Quizá influyó en esta visión de Cervantes su gran conocimiento de la mujer, pues convivió buena parte de su vida cotidiana con sus hermanas, su mujer y su hija.

Ante esta situación escandalosa generalizada, que perjudica no sólo a las mujeres sino al conjunto de la sociedad, nos podemos preguntar pertinentemente qué podemos hacer. Es cierto que se toman medidas institucionales y legislativas, pero todos percibimos que el cambio más importante y necesario es el de las mentalidades. La sociedad cambiará en la medida en que cambien la mentalidad y la educación. Uno de los caminos más eficaces es leer y aprender de aquellas obras que nos puedan iluminar caminos, siguiendo aquel sabio lema que dice que mientras los torpes escarmientan por experiencia propia, los inteligentes aprenden por la ajena.
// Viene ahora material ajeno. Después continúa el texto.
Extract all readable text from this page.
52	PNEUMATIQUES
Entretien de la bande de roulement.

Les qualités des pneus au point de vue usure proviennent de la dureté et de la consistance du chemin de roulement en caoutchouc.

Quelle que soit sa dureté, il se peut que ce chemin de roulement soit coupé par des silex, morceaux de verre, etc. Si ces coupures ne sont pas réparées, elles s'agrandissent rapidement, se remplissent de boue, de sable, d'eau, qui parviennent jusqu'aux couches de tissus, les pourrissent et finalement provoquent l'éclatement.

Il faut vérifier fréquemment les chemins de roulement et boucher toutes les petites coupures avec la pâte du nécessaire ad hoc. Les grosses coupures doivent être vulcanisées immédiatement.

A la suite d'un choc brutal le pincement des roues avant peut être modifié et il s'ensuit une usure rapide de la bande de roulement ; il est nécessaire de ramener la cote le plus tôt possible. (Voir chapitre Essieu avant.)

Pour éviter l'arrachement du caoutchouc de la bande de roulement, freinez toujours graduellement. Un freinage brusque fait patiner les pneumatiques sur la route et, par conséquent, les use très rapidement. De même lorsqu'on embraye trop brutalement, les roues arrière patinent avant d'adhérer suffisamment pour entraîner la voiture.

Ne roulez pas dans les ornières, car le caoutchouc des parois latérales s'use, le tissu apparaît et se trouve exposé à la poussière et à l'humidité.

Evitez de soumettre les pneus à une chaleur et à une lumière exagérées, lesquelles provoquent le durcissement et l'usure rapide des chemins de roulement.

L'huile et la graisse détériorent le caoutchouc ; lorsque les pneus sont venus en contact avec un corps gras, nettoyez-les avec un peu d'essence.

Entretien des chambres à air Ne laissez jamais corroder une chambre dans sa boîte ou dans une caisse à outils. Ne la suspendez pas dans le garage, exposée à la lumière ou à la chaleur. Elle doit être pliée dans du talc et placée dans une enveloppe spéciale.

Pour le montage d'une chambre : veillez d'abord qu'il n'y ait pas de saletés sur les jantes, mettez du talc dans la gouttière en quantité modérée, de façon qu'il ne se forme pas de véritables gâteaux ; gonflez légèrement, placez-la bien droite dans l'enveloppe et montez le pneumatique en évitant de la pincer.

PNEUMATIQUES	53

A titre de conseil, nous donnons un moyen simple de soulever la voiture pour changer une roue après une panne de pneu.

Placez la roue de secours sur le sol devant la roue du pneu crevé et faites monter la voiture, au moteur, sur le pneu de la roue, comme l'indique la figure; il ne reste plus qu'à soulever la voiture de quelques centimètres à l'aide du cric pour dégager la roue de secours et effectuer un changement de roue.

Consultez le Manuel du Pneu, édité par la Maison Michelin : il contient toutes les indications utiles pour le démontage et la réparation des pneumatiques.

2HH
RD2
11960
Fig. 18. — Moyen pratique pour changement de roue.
Dado que Don Quijote de la Mancha es una de las máximas creaciones literarias y culturales de la humanidad, podemos leerla para indagar lo mucho que Cervantes nos dijo y propuso sobre la mujer y el feminismo. De ahí esta siguiente propuesta sencilla de charla, planteada para todos los lectores y, en especial, para el profesorado que desee desarrollar el tema en sus clases.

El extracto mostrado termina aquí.